Written by Jayati Tripathi
As the Russia-Ukraine conflict rages on, the spotlight is on Kaliningrad, Russia’s westernmost region. The region is at the centre of a row after Lithuania decided to ban goods part of EU sanctions from moving through its territory to reach Kaliningrad. Russia wants the ban limited.
As Russia’s westernmost federal entity, the Kaliningrad Oblast occupies 15,000 sq km and houses under 1 million people. Russia is divided into 85 such oblasts, or states. It is situated almost 300-km away from mainland Russia, and shares no borders with it.
The end of the Second World War marked an important milestone in Kaliningrad’s history. The Potsdam Agreement was signed by America, Britain and the former Soviet Union in 1945 in which Kaliningrad, then known as Königsberg, was ceded to Russia. This was done as the Soviet Union, under Stalin, had already taken control of the East Prussian territory due to its strategic geographic location.
Socio-political, economic landscape
Left in ruins after a prolonged siege by the Red Army in April 1945, Kaliningrad transformed from the land of the Teutonic Knights to an industrial and commercial centre dealing in lumber, paper making, fishing among others. Kaliningrad is also connected to the naval base of Baltiysk. Home to the deployment of Moscow’s Iskander missiles and the Russian Baltic Fleet, Kaliningrad has been called the Kremlin’s “unsinkable aircraft carrier”.
A special economic zone with close to no import duties and reduced taxes to facilitate the growth of the economy has been set up in Kaliningrad.
Back in 1947, the German population of Kaliningrad was expelled and thousands of Soviet settlers, primarily from Russia and Belarus, were brought in to repopulate the area, making its ethos a unique one. The city still retains bits of its German past through architectural elements and landmarks such as the grave of philosopher Immanuel Kant.
Though Kaliningrad was closed to foreigners till the fall of the USSR in 1991, its proximity to Europe and its shared borders with two NATO and EU members have meant that it has been exposed to several western influences.
On public holidays and weekends, there is traffic and movement at the border as people travel to the neighbouring countries, with Polish port city Gdansk being a popular destination. Following Putin’s ban on certain western foodstuffs in 2014 as a retaliation to sanctions, several citizens from Kaliningrad make their way to Lithuania and Poland to purchase such commodities, including coveted cheese parmesan and camembert.
Why has Lithuania banned movement of Russian goods?
The state-owned railway company of Lithuania, the LTG, said it would bar the transport of Russian goods to Kaliningrad, adhering to an EU sanctions list including advanced technology, metals, construction materials and coal.
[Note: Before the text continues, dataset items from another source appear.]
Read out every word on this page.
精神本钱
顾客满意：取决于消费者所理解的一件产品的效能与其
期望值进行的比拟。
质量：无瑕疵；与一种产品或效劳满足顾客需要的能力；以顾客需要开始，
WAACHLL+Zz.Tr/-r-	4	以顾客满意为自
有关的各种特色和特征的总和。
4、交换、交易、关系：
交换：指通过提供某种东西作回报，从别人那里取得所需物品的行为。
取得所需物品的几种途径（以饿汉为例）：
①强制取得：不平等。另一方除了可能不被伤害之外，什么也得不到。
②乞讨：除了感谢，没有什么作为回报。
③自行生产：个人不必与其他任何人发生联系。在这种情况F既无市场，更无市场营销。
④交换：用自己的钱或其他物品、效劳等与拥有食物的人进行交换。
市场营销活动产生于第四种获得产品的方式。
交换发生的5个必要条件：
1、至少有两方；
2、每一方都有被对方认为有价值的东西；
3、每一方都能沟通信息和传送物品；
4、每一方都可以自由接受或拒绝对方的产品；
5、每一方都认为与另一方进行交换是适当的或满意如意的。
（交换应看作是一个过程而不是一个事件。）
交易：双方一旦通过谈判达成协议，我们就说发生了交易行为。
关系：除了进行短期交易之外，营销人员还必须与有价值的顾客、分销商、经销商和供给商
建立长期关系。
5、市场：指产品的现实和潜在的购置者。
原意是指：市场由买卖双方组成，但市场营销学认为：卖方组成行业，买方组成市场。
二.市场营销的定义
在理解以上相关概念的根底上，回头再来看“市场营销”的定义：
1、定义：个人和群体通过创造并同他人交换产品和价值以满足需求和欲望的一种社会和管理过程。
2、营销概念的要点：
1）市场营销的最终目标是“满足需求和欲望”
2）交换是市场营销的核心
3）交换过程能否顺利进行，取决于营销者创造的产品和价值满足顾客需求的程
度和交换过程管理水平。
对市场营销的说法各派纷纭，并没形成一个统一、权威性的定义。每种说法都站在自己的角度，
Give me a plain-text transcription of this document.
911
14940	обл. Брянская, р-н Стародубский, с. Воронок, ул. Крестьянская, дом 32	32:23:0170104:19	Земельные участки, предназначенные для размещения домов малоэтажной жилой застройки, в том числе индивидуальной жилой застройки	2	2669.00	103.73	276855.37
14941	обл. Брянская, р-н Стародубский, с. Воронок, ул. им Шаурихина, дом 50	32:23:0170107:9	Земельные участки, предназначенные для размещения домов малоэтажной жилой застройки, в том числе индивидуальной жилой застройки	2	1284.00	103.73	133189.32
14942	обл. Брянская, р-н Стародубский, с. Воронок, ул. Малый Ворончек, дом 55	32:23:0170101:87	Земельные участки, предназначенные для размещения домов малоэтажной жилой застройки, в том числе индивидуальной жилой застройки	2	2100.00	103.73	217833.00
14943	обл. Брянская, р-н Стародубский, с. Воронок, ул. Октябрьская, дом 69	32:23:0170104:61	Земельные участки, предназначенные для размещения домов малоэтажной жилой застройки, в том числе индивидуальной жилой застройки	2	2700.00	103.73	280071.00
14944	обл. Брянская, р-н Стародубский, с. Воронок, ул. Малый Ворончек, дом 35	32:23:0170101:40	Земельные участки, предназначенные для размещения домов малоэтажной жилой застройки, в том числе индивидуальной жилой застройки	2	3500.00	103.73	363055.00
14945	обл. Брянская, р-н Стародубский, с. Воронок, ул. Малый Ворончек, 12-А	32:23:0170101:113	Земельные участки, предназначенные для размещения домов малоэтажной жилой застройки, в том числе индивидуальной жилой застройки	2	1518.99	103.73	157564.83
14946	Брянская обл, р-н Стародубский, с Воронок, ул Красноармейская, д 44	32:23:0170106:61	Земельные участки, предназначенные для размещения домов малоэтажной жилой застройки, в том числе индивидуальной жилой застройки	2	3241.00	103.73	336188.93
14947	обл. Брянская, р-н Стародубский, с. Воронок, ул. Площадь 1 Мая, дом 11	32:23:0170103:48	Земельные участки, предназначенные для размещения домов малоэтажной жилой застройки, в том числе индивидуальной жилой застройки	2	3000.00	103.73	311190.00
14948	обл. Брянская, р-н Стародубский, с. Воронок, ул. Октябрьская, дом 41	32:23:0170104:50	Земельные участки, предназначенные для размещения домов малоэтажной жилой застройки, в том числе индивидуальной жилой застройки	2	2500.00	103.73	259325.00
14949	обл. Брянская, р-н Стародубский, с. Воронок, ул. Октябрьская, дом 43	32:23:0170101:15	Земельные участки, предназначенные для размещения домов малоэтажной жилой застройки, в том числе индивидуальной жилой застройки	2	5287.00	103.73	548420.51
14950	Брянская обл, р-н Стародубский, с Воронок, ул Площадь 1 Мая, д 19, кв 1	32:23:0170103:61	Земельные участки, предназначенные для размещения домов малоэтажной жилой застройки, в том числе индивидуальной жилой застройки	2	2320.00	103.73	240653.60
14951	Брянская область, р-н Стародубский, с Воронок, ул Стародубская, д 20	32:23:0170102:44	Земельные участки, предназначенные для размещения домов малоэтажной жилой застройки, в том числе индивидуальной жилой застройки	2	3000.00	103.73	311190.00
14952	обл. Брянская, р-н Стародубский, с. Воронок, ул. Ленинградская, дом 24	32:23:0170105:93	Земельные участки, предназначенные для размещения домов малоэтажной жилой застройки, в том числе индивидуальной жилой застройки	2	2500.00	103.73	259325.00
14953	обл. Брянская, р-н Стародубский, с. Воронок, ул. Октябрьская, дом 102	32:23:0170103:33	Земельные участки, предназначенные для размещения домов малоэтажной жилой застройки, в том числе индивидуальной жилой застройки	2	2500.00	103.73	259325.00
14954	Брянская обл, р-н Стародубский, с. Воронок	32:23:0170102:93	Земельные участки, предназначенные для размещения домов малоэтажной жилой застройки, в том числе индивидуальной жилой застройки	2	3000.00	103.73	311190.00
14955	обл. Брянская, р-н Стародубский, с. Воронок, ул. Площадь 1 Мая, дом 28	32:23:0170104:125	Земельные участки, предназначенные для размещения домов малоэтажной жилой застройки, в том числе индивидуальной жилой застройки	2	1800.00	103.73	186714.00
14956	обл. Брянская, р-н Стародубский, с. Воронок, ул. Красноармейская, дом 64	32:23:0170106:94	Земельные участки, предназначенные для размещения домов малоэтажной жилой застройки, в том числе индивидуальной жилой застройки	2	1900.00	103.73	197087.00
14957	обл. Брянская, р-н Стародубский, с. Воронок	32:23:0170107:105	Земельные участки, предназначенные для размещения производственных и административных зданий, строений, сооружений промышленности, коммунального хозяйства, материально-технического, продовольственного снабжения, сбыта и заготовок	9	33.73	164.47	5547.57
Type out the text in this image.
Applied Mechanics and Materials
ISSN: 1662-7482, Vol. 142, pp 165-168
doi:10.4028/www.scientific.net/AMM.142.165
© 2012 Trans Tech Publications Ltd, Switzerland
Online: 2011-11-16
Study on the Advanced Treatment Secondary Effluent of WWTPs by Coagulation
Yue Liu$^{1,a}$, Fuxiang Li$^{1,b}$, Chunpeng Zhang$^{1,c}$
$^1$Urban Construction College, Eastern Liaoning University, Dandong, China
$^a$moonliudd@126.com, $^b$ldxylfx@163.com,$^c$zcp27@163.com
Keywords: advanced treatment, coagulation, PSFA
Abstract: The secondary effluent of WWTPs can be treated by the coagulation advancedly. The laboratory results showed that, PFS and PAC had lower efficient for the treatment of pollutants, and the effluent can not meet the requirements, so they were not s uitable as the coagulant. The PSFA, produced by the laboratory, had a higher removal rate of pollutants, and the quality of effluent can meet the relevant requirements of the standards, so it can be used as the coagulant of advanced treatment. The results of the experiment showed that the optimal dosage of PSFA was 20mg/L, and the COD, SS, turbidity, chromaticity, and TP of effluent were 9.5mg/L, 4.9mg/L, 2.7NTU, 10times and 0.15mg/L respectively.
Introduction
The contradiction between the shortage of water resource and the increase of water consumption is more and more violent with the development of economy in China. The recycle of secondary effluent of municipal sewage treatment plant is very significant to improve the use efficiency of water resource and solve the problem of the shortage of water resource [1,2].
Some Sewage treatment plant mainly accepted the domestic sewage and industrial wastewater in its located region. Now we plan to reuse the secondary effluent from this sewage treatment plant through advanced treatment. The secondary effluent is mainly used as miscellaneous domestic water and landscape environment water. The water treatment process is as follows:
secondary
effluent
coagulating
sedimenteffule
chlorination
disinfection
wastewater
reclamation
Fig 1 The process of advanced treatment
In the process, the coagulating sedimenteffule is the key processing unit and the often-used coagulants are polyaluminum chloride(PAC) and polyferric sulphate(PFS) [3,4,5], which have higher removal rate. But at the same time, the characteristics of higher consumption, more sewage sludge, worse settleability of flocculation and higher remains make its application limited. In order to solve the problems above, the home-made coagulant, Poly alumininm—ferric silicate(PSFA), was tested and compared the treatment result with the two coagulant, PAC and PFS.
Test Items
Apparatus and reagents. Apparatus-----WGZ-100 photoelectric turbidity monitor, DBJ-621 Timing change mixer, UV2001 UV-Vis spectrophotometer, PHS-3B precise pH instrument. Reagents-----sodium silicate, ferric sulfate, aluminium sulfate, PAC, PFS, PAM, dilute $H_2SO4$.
This will not impact the flow of passengers and other cargo, such as fuel. Situated on the coast of the Baltic Sea, Kaliningrad, which is the administrative centre of the Kaliningrad Oblast, receives a significant amount of its supplies from routes in Lithuania and Belarus. Governor of Kaliningrad, Anton Alikhanov, said that around half the goods imported by the region would be affected by this.
Earlier in February, Lithuania had closed its airspace to Russian flights headed to Kaliningrad, meaning such planes had to take a longer route over the Baltic Sea.
In response to the ban, Moscow has said, “Russia will certainly respond to such hostile actions. Their consequences will have a serious impact on the population of Lithuania.”
The Baltic states of Latvia, Lithuania and Estonia are worried the war between Russia and Ukraine may spillover into their territory. The 40-mile Suwalki Gap, forging a connection between Kaliningrad and Belarus, is what they are concerned Russia is seeking to lay claim to. Losing the Suwalki Gap would mean the loss of a land corridor to the rest of the NATO countries.
Moreover, Anton Alikhanov voiced concerns saying the ban was “a most serious violation of the right to free transit into and out of Kaliningrad region”. Seeking to pacify citizens, the governor said he would begin talks for more ships and two vessels were already in the process of transporting goods between Saint Petersburg and Kaliningrad.